Biggs was born in Mayfair in 1857. Her mother was Matilda Ashurst Biggs and she had married Joseph Biggs. She had two elder sisters: Elizabeth Ashurst (1838–1905) and Caroline Ashurst (1840–1889). Her younger sister was Kate Ada Ashurst (c.1859–1901). None of the daughters ever married; they were part of a family who over three generations campaigned for change. Her family rejected most conventional values but not the importance of family. Caroline Ashurst Biggs became a leader in women's rights campaigns in Britain and served as the editor of The Englishwoman's Review from 1871 until her death. Sister number two was Elizabeth Ashurst Biggs who anonymously published two novels promoting abolition in America and women's rights in Britain.

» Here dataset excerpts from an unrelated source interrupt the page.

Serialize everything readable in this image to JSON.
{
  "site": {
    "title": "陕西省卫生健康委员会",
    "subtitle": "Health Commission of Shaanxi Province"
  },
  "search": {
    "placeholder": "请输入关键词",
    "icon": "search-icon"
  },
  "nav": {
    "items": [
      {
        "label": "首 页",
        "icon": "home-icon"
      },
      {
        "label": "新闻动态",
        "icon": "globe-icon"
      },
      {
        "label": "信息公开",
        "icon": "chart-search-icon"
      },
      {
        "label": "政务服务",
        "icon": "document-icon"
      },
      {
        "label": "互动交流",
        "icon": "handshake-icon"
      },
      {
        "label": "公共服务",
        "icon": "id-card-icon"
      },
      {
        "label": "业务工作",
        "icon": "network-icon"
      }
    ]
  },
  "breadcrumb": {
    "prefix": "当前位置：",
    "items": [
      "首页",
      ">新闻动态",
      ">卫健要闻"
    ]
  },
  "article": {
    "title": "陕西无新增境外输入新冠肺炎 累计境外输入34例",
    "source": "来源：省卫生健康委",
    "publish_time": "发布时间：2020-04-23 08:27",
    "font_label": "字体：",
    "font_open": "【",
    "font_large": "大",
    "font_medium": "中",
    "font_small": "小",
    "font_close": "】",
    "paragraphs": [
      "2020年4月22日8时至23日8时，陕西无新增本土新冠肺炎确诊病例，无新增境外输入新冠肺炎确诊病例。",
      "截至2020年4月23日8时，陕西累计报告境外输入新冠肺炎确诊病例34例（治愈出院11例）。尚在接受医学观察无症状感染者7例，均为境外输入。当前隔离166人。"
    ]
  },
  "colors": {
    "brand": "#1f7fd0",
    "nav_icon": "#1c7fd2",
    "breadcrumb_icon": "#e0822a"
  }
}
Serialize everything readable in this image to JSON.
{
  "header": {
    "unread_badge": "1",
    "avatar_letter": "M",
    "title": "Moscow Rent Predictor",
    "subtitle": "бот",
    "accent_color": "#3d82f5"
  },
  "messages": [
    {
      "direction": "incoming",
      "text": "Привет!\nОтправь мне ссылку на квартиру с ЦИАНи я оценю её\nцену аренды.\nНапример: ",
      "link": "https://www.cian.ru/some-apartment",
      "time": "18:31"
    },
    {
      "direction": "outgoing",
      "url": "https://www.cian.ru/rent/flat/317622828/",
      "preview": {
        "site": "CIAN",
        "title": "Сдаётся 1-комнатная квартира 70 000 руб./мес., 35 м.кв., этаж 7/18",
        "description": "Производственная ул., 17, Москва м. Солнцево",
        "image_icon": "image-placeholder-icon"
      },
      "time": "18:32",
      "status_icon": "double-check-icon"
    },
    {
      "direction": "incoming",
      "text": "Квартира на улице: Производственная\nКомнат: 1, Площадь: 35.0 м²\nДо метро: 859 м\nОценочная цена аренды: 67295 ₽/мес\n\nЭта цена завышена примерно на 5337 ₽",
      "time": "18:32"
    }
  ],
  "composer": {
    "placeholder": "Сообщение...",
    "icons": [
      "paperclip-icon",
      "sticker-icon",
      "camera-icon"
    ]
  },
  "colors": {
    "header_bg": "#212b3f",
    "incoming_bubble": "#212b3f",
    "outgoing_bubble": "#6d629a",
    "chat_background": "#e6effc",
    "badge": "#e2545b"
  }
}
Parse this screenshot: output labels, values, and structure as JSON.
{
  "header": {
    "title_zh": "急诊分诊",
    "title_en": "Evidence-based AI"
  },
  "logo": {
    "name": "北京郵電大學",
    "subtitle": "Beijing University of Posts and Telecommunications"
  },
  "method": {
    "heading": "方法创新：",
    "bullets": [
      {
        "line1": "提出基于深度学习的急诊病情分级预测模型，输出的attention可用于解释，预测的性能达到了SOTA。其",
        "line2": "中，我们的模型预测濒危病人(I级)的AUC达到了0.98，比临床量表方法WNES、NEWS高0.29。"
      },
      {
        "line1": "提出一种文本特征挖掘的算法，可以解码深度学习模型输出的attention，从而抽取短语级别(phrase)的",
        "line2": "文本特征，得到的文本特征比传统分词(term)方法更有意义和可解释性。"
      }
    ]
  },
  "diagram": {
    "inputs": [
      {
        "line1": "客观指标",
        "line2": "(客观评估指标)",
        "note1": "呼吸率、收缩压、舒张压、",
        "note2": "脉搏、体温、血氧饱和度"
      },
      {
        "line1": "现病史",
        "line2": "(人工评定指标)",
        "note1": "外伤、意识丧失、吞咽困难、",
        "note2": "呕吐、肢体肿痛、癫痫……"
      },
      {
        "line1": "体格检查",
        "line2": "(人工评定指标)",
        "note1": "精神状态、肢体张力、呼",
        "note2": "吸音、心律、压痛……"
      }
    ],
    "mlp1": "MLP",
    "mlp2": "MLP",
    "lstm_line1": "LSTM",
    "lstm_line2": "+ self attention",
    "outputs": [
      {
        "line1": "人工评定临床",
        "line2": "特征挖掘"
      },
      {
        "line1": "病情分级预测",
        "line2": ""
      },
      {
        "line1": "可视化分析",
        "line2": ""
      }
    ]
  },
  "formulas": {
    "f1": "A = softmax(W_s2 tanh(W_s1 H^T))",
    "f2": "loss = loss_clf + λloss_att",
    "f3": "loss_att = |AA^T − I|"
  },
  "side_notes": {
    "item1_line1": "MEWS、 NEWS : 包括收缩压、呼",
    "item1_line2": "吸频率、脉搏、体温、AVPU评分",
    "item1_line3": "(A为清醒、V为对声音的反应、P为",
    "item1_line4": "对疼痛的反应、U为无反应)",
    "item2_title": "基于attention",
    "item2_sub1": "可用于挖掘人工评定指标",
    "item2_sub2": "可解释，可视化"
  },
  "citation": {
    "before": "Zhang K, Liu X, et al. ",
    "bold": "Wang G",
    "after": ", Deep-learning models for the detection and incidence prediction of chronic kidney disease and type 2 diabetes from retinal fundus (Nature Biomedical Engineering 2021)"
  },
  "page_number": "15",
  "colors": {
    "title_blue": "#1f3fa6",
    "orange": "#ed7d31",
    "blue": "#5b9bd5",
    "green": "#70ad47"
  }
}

Her younger sister, Kate Ada Ashurst Biggs, published articles in The Gentleman's Magazine.

Maude inherited the cause of Polish nationalism from her mother and she joined the Literary Association of the Friends of Poland. She published English translations of Adam Mickiewicz's epic poetry. In 1882 she published her translation of Mickiewicz's epic poem Konrad Wallenrod which had somehow not been censored by the Russians and in 1885 she published her translation of another of his epic poems Master Thaddeus, or, The Last Foray in Lithuania. She wrote over twenty articles on a variety of topics in The Englishwoman's Review.

In 1920 her translation of A J Glinski's Polish Fairy Tales was published by John Lane of London and New York. The book featured full colour illustrations by Cecile Walton.